ARRC Releases Consultation on Potential Spread Adjustment Methodologies

The Alternative Reference Rates Committee (ARRC) today released a consultation on spread adjustment methodologies for cash products referencing U.S. dollar (USD) LIBOR.  These spread adjustments are intended for use in USD LIBOR contracts that have incorporated the ARRC’s recommended hardwired fallback language, or for legacy USD LIBOR contracts where a spread-adjusted SOFR can be selected as a fallback.

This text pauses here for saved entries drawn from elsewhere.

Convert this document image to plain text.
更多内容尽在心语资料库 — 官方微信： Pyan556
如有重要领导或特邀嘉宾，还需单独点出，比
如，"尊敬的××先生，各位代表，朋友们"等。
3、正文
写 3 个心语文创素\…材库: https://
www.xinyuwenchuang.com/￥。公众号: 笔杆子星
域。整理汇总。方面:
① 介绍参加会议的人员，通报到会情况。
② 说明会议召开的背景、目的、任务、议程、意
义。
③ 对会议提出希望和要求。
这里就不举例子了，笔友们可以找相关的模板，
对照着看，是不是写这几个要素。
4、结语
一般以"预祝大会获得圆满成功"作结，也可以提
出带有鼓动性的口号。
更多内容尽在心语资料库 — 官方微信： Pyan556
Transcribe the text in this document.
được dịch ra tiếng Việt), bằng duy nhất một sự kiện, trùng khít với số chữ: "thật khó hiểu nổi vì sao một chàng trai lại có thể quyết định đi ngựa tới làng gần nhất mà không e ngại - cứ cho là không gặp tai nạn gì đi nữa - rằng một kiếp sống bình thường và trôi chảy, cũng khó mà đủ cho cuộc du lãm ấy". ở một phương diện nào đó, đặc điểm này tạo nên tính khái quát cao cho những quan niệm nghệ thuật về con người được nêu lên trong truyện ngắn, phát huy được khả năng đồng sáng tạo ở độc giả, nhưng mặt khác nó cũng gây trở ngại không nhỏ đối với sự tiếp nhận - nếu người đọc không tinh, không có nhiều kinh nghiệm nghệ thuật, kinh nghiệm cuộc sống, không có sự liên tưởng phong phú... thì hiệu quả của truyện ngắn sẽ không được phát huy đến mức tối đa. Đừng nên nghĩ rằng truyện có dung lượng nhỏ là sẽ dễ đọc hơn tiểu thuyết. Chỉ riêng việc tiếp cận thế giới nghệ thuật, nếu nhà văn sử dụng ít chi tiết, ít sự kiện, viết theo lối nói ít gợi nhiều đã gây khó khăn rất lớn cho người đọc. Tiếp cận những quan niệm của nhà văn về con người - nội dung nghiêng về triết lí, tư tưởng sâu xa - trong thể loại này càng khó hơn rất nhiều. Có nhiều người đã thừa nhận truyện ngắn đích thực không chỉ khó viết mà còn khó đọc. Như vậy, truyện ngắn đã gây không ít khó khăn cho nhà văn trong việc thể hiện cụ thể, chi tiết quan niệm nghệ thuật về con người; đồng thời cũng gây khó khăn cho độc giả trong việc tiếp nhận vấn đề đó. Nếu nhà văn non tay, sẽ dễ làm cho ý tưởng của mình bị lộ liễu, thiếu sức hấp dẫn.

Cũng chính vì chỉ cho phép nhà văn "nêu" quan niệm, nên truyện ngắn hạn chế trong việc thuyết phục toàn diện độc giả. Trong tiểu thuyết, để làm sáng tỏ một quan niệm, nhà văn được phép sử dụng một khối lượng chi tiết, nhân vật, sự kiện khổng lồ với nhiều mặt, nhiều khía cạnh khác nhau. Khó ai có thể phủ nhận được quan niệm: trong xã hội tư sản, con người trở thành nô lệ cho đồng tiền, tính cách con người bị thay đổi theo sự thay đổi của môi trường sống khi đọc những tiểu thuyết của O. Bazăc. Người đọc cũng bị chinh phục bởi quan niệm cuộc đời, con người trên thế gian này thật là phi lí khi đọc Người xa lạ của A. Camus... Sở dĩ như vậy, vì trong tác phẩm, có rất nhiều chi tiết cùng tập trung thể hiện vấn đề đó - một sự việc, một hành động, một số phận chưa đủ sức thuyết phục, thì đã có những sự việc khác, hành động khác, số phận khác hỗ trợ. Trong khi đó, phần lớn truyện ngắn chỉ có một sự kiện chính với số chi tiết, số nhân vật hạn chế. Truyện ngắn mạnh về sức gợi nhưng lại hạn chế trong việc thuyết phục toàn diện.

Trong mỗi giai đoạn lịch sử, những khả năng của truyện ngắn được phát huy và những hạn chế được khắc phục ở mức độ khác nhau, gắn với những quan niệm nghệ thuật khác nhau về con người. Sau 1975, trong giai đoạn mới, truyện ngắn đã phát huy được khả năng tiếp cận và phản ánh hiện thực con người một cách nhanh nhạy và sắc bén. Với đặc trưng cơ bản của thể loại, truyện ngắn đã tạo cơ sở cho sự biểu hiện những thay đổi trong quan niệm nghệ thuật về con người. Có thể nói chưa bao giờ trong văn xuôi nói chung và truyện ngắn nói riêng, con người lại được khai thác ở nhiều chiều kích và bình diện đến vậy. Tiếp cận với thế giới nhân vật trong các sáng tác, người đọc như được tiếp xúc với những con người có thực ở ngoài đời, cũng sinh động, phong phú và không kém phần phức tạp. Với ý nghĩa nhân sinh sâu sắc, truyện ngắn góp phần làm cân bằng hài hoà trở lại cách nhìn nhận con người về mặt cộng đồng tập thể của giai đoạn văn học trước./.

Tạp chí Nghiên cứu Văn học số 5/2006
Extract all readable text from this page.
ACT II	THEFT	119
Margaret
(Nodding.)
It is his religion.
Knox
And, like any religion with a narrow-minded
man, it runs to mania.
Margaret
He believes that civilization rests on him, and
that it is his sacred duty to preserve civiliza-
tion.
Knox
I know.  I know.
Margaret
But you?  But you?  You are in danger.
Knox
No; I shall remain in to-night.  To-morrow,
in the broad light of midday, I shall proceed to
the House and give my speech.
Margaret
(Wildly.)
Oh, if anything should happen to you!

The consultation proposes a static spread adjustment that would be implemented at a specific time on or before USD LIBOR’s cessation and would make the spread-adjusted version of the Secured Overnight Financing Rate (SOFR) comparable to USD LIBOR. In doing so, the spread adjustment would minimize the expected change in the value of contracts as a result of shifting from USD LIBOR to SOFR. SOFR is the ARRC’s recommended alternative to USD LIBOR. The ARRC has committed to making sure that its recommended spread adjustments and the resulting spread-adjusted rates are published and made publicly available.

“A spread adjustment will minimize changes in value that would result from an inevitable switch to SOFR at the point of transition,” said Tom Wipf, ARRC Chair and Vice Chairman of Institutional Securities at Morgan Stanley. “I urge market participants to closely assess the different methodological options and provide feedback, to help the ARRC determine which approach is the most fair and precise.”

The finalized methodologies would be applied to each USD LIBOR tenor separately at the time of a trigger event. This means that the final recommended spread adjustments for each USD LIBOR tenor may differ, though the underlying methodology for calculating them would be the same.

To help market participants evaluate potential methodologies, the consultation presents indicative, historical analysis to demonstrate how different methods would have worked in the past. The consultation also poses questions regarding methods for calculating the long-run level of the spreads, the time period of data used to estimate the long-run level, and the speed at which the spread adjustment should be expected to adjust from the last value of USD LIBOR to a long-run level, called a “transition period” in the consultation.